Study of resistivity sondes by scale modeling and three-dimensional finite element method

The electric resistivity of a rock formation is essential for evaluation of the hydrocarbon saturation. Many sophisticated logging tools have been developed and used to measure this resistivity. Studying the responses of these tools in complex geometries can improve log interpretation by increasing the accuracy of the resistivity profile.; Two independent techniques to study the responses of resistivity tools in complex geometries are introduced here. First, scale modeling is used to allow reasonably sized tools and formations to be housed in a laboratory. Sand slabs are used to model resistive beds. The true resistivity of such slabs was determined by measuring the resistivity of samples of the slabs using the four-terminal method. An experimental study of two types of the shallow laterolog in high and low contrast zones is presented first. A second experimental study of a shallow laterolog in dipping beds follows. The effects of dip and eccentric tool positions are shown for certain cases. This suggests that a sectorized tool of the laterolog type can be designed to measure dips and detect bed boundaries and fractures.
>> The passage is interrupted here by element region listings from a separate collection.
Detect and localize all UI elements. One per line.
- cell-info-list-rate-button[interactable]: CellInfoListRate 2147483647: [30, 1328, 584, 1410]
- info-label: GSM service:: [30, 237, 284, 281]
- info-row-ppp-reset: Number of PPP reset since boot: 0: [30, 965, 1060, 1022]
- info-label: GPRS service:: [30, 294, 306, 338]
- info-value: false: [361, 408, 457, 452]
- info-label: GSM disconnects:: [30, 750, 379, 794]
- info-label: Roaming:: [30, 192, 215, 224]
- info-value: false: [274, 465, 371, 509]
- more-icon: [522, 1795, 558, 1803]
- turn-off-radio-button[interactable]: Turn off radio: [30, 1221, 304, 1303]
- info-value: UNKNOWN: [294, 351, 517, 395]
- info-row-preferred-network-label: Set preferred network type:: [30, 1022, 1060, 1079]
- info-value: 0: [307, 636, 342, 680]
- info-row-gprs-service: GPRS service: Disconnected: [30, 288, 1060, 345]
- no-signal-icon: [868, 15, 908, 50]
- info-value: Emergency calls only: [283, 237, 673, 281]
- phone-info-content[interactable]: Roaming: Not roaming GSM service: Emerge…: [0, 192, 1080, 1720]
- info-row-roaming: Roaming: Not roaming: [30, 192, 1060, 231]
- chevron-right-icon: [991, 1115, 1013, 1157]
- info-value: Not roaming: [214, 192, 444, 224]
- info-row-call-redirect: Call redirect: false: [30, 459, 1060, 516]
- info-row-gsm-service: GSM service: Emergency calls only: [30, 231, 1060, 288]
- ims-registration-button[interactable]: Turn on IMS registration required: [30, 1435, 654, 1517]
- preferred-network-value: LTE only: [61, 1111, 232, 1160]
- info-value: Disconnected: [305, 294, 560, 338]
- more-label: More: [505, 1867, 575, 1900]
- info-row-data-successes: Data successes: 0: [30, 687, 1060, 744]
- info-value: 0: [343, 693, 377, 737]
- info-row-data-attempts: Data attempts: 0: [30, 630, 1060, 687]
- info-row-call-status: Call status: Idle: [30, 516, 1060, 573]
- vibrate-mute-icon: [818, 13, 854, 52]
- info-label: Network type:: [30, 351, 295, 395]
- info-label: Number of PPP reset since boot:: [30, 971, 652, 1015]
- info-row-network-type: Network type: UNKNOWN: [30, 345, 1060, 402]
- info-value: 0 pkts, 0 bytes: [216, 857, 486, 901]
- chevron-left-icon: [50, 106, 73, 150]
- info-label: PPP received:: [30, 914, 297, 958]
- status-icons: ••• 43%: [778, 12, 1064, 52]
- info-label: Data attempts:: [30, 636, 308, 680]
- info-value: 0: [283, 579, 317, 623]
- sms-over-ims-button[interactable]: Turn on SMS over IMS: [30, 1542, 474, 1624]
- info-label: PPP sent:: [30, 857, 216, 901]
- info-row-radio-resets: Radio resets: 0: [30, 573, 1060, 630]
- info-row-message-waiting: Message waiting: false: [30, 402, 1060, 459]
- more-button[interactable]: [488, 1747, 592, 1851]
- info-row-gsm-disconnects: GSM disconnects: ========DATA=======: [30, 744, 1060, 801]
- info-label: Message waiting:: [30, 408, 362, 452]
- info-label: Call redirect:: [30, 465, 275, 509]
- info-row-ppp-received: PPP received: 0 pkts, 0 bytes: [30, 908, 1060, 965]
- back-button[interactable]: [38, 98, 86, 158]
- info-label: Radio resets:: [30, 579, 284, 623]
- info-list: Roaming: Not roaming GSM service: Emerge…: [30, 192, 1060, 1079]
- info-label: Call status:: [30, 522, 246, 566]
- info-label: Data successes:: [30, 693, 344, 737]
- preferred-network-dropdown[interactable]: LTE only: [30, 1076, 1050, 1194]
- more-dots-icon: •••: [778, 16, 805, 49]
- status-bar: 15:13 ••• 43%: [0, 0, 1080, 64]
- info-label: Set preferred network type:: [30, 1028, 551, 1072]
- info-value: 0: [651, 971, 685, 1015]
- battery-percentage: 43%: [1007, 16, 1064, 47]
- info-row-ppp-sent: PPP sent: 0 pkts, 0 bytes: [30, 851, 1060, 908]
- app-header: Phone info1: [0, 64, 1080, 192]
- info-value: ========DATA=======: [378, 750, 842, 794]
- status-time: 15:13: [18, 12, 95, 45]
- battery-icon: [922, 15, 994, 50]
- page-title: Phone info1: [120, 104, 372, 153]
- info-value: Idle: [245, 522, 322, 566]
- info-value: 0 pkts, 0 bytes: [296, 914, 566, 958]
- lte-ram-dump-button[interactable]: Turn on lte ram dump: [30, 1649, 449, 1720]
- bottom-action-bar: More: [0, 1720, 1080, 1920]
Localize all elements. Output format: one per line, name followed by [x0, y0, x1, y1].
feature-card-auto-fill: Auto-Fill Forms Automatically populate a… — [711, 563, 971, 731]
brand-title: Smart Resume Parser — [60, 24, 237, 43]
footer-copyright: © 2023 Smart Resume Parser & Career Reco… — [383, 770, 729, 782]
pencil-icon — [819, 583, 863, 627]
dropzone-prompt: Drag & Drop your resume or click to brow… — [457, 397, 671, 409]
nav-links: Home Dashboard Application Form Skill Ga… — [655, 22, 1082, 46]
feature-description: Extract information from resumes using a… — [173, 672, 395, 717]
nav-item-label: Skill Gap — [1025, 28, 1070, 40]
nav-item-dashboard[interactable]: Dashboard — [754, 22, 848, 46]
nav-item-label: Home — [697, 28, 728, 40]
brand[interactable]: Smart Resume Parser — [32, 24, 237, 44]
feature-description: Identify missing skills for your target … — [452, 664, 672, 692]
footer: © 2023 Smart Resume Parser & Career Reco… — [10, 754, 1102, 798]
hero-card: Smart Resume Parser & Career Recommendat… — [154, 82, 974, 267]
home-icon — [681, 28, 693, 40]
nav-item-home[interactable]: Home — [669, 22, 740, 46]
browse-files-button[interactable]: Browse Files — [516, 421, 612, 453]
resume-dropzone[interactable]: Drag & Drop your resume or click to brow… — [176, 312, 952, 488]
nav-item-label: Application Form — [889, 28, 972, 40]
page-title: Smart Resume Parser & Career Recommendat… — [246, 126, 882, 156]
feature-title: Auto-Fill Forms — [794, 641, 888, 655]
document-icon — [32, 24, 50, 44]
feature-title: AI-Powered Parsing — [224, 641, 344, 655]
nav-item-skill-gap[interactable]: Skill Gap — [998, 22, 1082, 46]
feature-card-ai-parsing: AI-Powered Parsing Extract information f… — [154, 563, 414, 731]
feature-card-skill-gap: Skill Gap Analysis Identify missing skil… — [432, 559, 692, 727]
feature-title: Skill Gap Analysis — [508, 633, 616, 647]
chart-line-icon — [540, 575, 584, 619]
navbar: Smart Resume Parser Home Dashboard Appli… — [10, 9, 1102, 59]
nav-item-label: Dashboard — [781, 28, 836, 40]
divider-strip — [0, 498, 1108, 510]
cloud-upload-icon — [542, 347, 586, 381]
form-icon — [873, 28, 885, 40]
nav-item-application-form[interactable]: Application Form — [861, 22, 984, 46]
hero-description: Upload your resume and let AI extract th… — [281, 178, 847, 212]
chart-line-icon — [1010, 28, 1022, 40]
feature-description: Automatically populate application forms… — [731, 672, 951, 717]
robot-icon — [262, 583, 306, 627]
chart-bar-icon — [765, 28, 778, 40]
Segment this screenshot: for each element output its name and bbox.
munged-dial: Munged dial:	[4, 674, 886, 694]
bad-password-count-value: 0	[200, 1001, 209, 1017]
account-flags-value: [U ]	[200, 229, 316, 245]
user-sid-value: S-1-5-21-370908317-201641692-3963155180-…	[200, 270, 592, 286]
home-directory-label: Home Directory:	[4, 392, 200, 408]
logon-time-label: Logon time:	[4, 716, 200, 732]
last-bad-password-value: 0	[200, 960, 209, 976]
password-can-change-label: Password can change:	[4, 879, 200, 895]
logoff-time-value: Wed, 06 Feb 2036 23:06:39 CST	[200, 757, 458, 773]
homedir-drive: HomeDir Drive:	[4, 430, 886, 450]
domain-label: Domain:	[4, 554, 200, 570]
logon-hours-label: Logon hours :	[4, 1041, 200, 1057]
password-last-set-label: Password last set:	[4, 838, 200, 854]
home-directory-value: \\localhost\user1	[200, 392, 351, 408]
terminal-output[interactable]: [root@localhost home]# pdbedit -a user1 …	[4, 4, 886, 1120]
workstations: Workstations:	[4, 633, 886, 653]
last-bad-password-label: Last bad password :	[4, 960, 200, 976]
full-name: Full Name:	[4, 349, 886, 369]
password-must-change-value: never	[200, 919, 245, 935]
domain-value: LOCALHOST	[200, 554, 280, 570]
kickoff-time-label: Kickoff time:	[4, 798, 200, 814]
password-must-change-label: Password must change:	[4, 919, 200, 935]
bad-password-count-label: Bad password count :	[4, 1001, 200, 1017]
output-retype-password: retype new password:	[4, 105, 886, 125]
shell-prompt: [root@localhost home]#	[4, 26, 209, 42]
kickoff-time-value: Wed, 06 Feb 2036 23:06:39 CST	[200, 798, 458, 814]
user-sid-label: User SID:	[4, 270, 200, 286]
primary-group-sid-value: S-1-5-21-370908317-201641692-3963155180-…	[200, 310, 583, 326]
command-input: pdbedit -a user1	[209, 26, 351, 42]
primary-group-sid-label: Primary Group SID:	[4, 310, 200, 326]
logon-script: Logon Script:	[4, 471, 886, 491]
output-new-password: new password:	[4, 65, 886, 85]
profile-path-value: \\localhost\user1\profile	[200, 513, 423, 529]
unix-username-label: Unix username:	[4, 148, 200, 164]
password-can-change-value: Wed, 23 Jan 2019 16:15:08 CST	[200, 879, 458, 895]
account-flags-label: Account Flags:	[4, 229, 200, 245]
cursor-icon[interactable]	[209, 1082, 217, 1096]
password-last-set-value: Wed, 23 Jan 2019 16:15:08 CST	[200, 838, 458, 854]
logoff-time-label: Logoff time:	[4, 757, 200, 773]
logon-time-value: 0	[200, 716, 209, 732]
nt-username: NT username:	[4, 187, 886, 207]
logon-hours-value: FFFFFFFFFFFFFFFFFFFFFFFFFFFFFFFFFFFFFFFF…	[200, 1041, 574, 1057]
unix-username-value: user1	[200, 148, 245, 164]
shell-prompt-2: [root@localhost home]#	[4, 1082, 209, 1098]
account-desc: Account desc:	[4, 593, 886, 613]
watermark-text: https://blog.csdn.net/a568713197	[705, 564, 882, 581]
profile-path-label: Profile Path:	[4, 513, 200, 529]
In this proposed tool, current, monitor and focusing electrodes are divided into multiple sectors. In this way, sectorized resistivity information might be gathered at each logging position.; In the second technique, a numerical method is used to study resistivity tools in complex geometries. A three-dimensional theoretical model using the finite-element method is presented and the intricacy of finite-element programming is explained. This method minimizes the total energy of the system. The volume of interest is subdivided into a finite number of elements in space. Numerical minimization of the total power is carried out using the Rayleigh-Ritz procedure. The electric potential is then calculated at each node by solving a linear system of equations. Resistivity logs computed using the finite element method are compared with logs generated by the integral equation method and an excellent agreement is shown.